We’ll sing at any venue, pubs, boats and even caves
To earn enough for carryouts when we have our all night raves
We practise weekly warbling getting ready for the mod
When decent self respecting folk seem to go to Hell by God

Dunoon is still recovering ,from Mulls victorious win
The council are still on overtime clearing up the bottles of gin
I know you’re all quite worried, wiping sweat from your fevered brow
What is that dreadful wee weegie going to say about us know

I’ll try and be quite gentle as a wee bit fun I’ll poke
But please will you all remember this is just a little joke.
Tonight i’ll introduce you all we’ll name you one by one
We’ll tell you abit about yourselves and have a bit of fun

First up are the sopranos a high faluting lot
They think they’re a cut above us ,but we all know they’re not
They’re mouths are o so perfect as they enounciate each bar
Sticking out their boosoms helped with their new wonder bra

First up is wee Carol a danger on 4 wheels
Correcting our Mull gaelic its not Lewis perfect she feels
She might be small in stature but makes up with her voice
Has harry running after her ,he’s scared he has no choice.
We are glad she made it here tonight of this we will not scoff
But rumour had it she was away auditioning for snowhites dwarfs

Then we have our Kirsty talking properly is her trade
Did you see her on the telly the shapes that that mouth made
She is getting so excited we just can’t hold her down
Tobermory isn’t good enough shes moving out of town
She’s got poor mike so flummexed he’s even losing hair
But next year when she sits with us she’ll be a Dervaig bear
She really is an asset ,but getting on they say
So we’’ll take this opportunity to say happy 50th birthday

Next up is the blonde bird Janet is her name
She comes highly recommended with a Glasgow Islay fame
Top prize she took for duets that voice will never fade
But we hear it is helped along with lots of gin and lemonade
She’s settled down to a life in Mull of peace and perfect solace
But what’s happening at Oaklee we ask when guests are arrested by the Polis.
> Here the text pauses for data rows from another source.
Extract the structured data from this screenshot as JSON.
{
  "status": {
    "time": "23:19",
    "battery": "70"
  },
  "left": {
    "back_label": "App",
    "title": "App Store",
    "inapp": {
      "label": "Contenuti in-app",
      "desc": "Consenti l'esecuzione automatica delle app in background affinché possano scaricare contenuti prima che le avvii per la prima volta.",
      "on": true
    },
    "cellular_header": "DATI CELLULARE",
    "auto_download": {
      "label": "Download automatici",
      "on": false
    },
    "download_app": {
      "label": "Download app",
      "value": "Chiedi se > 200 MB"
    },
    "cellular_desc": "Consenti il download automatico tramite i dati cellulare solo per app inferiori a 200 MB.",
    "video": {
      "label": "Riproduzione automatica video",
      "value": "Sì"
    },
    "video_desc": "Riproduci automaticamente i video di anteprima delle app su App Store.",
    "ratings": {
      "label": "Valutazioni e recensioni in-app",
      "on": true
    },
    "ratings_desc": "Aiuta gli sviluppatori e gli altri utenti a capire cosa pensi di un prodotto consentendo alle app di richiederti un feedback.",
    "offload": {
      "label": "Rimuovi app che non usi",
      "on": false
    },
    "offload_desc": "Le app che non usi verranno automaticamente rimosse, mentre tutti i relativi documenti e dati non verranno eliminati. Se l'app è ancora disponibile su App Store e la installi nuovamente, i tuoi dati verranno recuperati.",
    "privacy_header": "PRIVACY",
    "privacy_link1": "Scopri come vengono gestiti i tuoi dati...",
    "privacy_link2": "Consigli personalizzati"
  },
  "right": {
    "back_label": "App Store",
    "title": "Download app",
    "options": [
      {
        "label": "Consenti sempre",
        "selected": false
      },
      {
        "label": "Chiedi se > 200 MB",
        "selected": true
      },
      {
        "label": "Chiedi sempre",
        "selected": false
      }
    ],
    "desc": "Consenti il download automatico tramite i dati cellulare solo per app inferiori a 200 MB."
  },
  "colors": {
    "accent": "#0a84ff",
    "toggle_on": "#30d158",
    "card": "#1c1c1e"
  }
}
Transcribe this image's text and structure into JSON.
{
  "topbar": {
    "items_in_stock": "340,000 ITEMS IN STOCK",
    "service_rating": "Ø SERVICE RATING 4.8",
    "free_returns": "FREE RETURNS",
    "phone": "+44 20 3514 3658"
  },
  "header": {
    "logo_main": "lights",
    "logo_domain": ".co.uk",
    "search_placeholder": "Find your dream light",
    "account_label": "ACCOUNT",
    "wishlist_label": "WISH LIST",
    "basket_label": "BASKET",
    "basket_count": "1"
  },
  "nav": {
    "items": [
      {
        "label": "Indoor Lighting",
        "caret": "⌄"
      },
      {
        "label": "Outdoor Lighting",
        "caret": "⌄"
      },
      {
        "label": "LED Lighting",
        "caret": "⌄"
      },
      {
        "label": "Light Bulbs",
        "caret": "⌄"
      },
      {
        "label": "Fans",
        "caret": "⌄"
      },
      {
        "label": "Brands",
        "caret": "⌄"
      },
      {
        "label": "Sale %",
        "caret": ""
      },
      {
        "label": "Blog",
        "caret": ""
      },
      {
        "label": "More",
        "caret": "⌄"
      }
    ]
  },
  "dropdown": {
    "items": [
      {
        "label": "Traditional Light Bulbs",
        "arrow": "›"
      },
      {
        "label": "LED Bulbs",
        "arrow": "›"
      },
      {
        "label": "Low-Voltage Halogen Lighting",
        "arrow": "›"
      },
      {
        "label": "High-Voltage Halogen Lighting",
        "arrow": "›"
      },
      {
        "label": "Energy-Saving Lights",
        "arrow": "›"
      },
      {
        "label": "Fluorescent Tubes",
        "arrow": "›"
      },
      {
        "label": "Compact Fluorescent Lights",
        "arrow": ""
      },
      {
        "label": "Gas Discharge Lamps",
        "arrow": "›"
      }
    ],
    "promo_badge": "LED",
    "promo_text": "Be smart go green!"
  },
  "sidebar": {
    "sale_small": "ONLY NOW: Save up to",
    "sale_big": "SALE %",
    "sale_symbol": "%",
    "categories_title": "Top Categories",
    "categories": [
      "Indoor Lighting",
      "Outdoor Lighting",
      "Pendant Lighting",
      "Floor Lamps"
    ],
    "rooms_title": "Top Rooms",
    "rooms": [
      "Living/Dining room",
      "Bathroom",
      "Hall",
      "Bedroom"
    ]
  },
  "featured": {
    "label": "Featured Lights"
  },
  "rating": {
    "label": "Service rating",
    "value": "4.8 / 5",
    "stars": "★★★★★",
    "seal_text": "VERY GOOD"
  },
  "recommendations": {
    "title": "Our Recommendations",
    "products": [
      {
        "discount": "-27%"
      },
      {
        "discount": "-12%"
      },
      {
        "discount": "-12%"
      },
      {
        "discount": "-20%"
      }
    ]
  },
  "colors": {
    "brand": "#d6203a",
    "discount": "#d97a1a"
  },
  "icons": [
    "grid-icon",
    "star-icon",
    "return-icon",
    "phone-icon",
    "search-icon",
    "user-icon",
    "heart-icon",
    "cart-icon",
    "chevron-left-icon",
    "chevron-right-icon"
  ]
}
Then we have Riona who keeps us all in line
Reay you have our sympathy,is she like this all the time ?
As accommodation secretary she surely is the best
Booking and planning years ahead making sure we get our rest
We’d like to say to you and Reay we’re all so very proud
Of your wee boys gold medal win - so stand up and take a bow.
Reay please pick up next years music you’re left with no other choice
We've entered you at Fort William to woo them with that husky voice.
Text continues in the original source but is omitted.